I try not to have too many pet peeves, but unnecessary e-mails are one of them. In the last weeks I have had to interface more often than usual with law and accounting firms. At those firms, reply all seems to be the norm, and it puzzles me.
I’ll lead with the answer before I present the riddle. I understand that for law and accounting firms, it’s more important to not make a mistake than to operate with optimal efficiency. That does make it all the more frustrating when they do make mistakes anyway. Nevertheless, I can see why reply all is the norm. Now the case against reply all.
Inbox zero is efficient and inbox infinity is chaos. For some workflows, chaos may be fine. Some venture capitalists argue that it is quite alright for them to miss and ignore most e-mails, presuming that the important ones will surface via serendipity, divine intervention, or the desperate reply stacking that becomes marginally more noticeable with subsequent follow-ups in Gmail. I am not one of those people. I am an inbox zero person.

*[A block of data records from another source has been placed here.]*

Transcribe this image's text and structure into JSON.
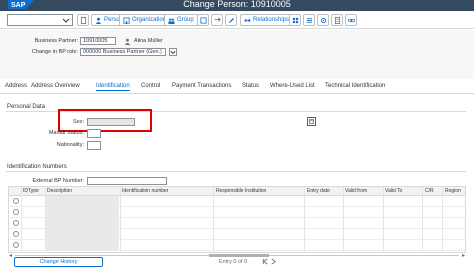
{
  "shell": {
    "logo_text": "SAP",
    "title": "Change Person: 10910005"
  },
  "toolbar": {
    "buttons": [
      {
        "label": "Person",
        "icon": "person-icon"
      },
      {
        "label": "Organization",
        "icon": "organization-icon"
      },
      {
        "label": "Group",
        "icon": "group-icon"
      },
      {
        "label": "Relationships",
        "icon": "relationships-icon"
      }
    ]
  },
  "header": {
    "bp_label": "Business Partner:",
    "bp_value": "10910005",
    "bp_name": "Alina Müller",
    "role_label": "Change in BP role:",
    "role_value": "000000 Business Partner (Gen.)"
  },
  "tabs": [
    "Address",
    "Address Overview",
    "Identification",
    "Control",
    "Payment Transactions",
    "Status",
    "Where-Used List",
    "Technical Identification"
  ],
  "active_tab": "Identification",
  "personal": {
    "title": "Personal Data",
    "sex_label": "Sex:",
    "sex_value": "",
    "marital_label": "Marital Status:",
    "nationality_label": "Nationality:"
  },
  "identification": {
    "title": "Identification Numbers",
    "external_bp_label": "External BP Number:",
    "external_bp_value": "",
    "columns": [
      "IDType",
      "Description",
      "Identification number",
      "Responsible Institution",
      "Entry date",
      "Valid from",
      "Valid To",
      "C/R",
      "Region"
    ],
    "row_count": 5
  },
  "footer": {
    "change_history_label": "Change History",
    "entry_text": "Entry 0 of 0"
  },
  "colors": {
    "shell": "#354a5f",
    "accent": "#0a6ed1",
    "highlight": "#e00000"
  }
}
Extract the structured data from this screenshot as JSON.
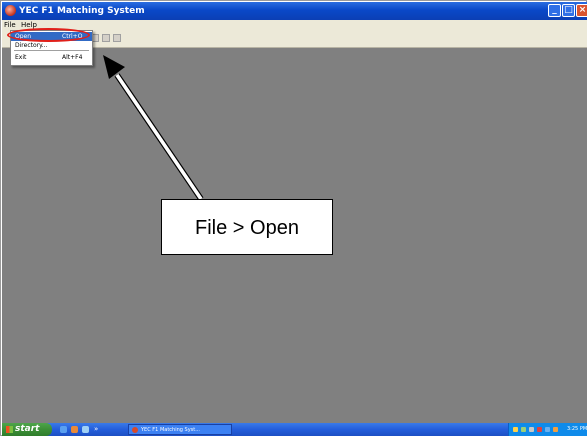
{
  "window": {
    "title": "YEC F1 Matching System",
    "controls": {
      "minimize": "_",
      "maximize": "□",
      "close": "×"
    }
  },
  "menubar": {
    "items": [
      "File",
      "Help"
    ]
  },
  "file_menu": {
    "items": [
      {
        "label": "Open",
        "shortcut": "Ctrl+O"
      },
      {
        "label": "Directory...",
        "shortcut": ""
      },
      {
        "label": "Exit",
        "shortcut": "Alt+F4"
      }
    ]
  },
  "annotation": {
    "callout_text": "File > Open",
    "accent_color": "#e0201a"
  },
  "taskbar": {
    "start_label": "start",
    "quicklaunch_more": "»",
    "task_item": "YEC F1 Matching Syst...",
    "clock": "3:25 PM"
  }
}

When one is am inbox zero person, the inbox becomes a queue. I have to take some action with every e-mail to make it leave my inbox. I know that I need to address every e-mail so it’s fairly rare that I miss or forget an important notification. When people begin to copy me on e-mails I don’t need to read, or reply all when their note is really only directed at one person on the thread, I have to spend more time reading and clearing out unnecessary e-mails. Even worse is when someone sends the same e-mail to me twice, at different e-mail addresses. It’s not so bad when those e-mail addresses are aliases and land in the same inbox, but it’s genuinely confusing when I’m cross e-mailed at work and my various personal accounts.
Now, I can’t expect everyone to understand or appreciate that my inbox is a queue. And to be fair, one if my personal inboxes is not quite fully a queue. But in a professional environment, I personally find it essential to set the norm that the inbox is sacred. The inefficiency of mass e-mails and unrestrained reply all seem to be a leading indicators of organizational bloat, as I see them mostly in big, slow, and uninspiring organizations driven more by politics and show than artistry and creation. //end rant
In all seriousness though, I think communication and collaboration can happen more gracefully and fluidly if people make a conscious effort to avoid unnecessary e-mails. Unnecessary e-mails compound, especially with reply all, and we can all benefit from less noise and more signal.
But mostly, I just don’t like unnecessary e-mails.